Seriam “cobaias-voluntárias”, já que nenhuma delas poderia responder por si mesma – e participavam de um modelo terapêutico de tratamento coletivo para indivíduos socialmente inaptos. Embora fosse aquela a quinta tentativa – nas anteriores os efeitos colaterais foram desastrosos e algumas cobaias sobreviventes sacrificadas. Mas, nesta última, houve avanços consideráveis, com as adaptações necessárias… Estas novas cobaias teriam sido submetidas às terapias convencionais, de alucinógenos à choques e lavagens cerebrais e outras inovadoras, como a implantação de chip. Teriam estas, em comum, além do fato de terem sido presas e condenadas por crimes hediondos, o viés de suas próprias psicopatias. Deletaram-lhes todos os sinais patológicos e, também, tiveram suas memórias apagadas. Isso mesmo, elas foram mentalmente “zeradas”, sendo-lhes então, introduzidos os chips de memórias induzidas. O programa fora considerado um sucesso, malgrado certas baixas imprevistas, porém necessárias.
…Mas, restara ainda latente uma questão: o que teria ocorrido com os indivíduos daquele grupo bizarro de canibais? Sim, aquelas vinte pessoas que comeram os brilhantes e promissores cientistas daquele fabuloso experimento?… Afinal, são tão humanas, embora canibais, quanto nós?!; e, também, igualmente distintas entre si, homens e mulheres; jovens e idosos!? Bem, há, por óbvio, certas anomalias que, talvez, possam nos distanciar. Foram sim, e há tempos, diagnosticadas ideologicamente neutras e patologicamente consideradas nulas, entretanto, no clamor de seus destinos duvidosos, estando todas imersas numa mesma restrição psicomotora, com suas mentes “esvaziadas de tudo”, prevaleceu-lhes a inerente intuição humana de se entenderem como iguais a ponto de não se morderem e não se comerem, mas, todas juntas ali, e esfomeadas, chegarem a mesma conclusão óbvia a qualquer ser vivo, o instinto predatório, com a lógica pragmática pela sobrevivência da espécie: caçar e se alimentar, mesmo que as vítimas tenham sido os seus protetores ou… quiçá lá pra eles, como pseudo-deuses. Vai saber!…
Ok, tá tudo certo! Foi isso mesmo! Simples assim! Como inexistiam quaisquer restrições morais, religiosas ou éticas, foram consideradas sãs e recuperadas. Enfim, agora, são cidadãs livres e estão soltas por aí, sabe-se lá como, médicos, advogados, professores, políticos, escritores…

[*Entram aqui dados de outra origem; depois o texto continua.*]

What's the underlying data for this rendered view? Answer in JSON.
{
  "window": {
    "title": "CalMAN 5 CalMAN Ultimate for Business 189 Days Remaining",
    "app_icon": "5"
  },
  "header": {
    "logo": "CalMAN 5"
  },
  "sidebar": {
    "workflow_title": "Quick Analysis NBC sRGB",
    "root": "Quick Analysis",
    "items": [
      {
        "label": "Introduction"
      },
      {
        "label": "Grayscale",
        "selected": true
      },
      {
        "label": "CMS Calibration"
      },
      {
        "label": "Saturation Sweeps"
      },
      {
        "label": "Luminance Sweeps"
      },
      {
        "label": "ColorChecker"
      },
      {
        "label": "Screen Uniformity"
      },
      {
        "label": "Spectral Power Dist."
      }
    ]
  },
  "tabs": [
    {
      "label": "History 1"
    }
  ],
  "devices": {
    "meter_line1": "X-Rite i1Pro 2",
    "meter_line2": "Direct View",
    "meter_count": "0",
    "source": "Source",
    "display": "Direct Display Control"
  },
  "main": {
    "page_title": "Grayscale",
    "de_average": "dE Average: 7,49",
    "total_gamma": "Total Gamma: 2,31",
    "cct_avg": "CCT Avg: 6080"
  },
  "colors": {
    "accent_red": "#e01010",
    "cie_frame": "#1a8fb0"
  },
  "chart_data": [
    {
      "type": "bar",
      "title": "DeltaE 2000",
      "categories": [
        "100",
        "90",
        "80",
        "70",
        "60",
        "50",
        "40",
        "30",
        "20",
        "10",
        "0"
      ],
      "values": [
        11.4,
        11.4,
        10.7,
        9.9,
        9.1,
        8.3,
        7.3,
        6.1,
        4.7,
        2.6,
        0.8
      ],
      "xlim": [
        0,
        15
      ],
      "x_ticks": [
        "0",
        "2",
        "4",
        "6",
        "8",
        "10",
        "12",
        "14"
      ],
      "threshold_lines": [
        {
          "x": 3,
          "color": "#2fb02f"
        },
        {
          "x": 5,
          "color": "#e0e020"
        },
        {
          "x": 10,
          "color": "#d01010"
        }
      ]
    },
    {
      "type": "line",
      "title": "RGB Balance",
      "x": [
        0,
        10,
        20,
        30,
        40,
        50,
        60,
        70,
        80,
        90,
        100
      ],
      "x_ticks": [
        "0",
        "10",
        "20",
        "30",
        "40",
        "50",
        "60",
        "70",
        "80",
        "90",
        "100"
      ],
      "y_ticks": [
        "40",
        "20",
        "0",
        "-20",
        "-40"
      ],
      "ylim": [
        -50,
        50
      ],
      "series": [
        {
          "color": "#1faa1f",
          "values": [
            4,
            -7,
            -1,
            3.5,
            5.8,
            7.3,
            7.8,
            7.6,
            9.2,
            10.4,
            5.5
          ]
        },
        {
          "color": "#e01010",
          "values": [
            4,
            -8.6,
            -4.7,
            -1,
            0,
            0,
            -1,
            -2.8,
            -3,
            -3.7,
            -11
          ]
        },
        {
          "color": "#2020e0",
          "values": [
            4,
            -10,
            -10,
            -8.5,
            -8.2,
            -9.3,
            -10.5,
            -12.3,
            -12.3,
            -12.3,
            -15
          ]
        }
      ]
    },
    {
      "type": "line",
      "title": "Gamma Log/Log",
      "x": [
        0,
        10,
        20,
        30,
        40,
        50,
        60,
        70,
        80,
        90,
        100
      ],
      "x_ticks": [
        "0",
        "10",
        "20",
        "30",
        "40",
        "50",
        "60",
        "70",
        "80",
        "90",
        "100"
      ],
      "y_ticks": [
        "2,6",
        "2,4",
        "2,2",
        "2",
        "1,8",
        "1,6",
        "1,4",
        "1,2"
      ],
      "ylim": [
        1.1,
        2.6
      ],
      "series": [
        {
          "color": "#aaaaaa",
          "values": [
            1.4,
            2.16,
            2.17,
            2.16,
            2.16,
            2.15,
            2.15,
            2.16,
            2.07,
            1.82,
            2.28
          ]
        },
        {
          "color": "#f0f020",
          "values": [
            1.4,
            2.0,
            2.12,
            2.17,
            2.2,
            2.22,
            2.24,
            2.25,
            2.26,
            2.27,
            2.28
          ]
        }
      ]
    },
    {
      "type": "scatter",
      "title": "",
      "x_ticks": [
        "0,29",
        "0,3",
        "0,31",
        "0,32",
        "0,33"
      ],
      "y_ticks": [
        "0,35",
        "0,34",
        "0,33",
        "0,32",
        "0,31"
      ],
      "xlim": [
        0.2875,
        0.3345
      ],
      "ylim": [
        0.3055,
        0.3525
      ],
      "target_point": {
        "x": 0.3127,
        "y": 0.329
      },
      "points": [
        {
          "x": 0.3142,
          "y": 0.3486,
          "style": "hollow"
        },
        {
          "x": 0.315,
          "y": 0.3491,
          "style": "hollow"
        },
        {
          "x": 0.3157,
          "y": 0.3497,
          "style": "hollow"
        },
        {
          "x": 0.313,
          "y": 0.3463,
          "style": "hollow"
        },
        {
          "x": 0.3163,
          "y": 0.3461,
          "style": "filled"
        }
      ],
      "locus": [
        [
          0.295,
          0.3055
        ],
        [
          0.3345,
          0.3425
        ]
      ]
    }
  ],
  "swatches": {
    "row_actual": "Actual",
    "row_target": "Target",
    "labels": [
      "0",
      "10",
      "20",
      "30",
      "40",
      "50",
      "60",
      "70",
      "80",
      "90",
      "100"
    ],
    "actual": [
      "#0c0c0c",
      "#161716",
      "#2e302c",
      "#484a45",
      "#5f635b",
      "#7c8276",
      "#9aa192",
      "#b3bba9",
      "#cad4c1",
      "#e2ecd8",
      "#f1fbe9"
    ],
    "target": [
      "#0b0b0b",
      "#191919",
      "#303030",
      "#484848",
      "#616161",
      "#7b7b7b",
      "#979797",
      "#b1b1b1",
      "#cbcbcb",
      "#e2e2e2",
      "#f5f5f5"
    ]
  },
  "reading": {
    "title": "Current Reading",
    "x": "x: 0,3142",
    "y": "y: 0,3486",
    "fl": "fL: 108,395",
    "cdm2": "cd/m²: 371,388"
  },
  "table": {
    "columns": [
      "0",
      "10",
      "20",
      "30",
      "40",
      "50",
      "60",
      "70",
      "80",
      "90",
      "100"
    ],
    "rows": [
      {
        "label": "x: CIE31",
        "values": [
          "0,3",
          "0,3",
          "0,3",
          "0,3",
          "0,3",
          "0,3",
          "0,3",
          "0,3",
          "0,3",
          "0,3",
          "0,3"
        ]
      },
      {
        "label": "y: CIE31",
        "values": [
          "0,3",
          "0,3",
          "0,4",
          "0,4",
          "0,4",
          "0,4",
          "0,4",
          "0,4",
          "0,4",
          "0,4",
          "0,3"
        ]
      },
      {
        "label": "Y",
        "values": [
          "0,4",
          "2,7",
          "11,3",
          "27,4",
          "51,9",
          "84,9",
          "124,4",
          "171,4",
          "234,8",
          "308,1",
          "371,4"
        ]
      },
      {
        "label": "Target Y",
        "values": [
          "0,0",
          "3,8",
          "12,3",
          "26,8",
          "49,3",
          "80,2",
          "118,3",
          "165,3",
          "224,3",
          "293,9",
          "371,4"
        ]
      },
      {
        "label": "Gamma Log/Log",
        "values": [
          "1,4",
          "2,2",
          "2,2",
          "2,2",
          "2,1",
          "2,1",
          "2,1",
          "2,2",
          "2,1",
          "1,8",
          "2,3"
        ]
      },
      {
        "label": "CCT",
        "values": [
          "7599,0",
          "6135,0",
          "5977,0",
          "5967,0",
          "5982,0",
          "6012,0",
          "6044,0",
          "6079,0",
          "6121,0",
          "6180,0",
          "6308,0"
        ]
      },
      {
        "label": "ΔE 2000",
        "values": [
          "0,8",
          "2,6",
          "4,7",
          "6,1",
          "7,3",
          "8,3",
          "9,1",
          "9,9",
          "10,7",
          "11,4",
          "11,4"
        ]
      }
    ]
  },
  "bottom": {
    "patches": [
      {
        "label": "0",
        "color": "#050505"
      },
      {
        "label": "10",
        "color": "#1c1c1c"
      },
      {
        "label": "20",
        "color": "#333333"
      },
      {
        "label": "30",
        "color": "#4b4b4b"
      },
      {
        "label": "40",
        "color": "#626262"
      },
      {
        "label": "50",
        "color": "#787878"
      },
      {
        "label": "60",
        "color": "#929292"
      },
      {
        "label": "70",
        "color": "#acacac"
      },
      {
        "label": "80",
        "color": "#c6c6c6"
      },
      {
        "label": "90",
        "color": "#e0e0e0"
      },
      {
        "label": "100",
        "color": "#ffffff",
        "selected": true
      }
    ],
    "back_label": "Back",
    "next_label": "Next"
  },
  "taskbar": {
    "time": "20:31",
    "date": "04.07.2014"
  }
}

Então, qual final moral; ou ético; ou politicamente correto, poderíamos conceber? Algo que, de certa forma, fosse menos chocante aos sensíveis ouvidos alheios? Talvez, com um finalzinho feliz?… Alguns clichês poderiam nos ser úteis! Claro que sim! Ou, na melhor escolha, teríamos um bem apoteótico… Bíblico mesmo, como no “Êxodo”?!
Ah! A imaginável sensação de superação e afirmação da grande e efêmera racionalidade humana sempre tão flexível…
…e que todas possíveis carnificinas advindas tenham, enfim, valido a pena!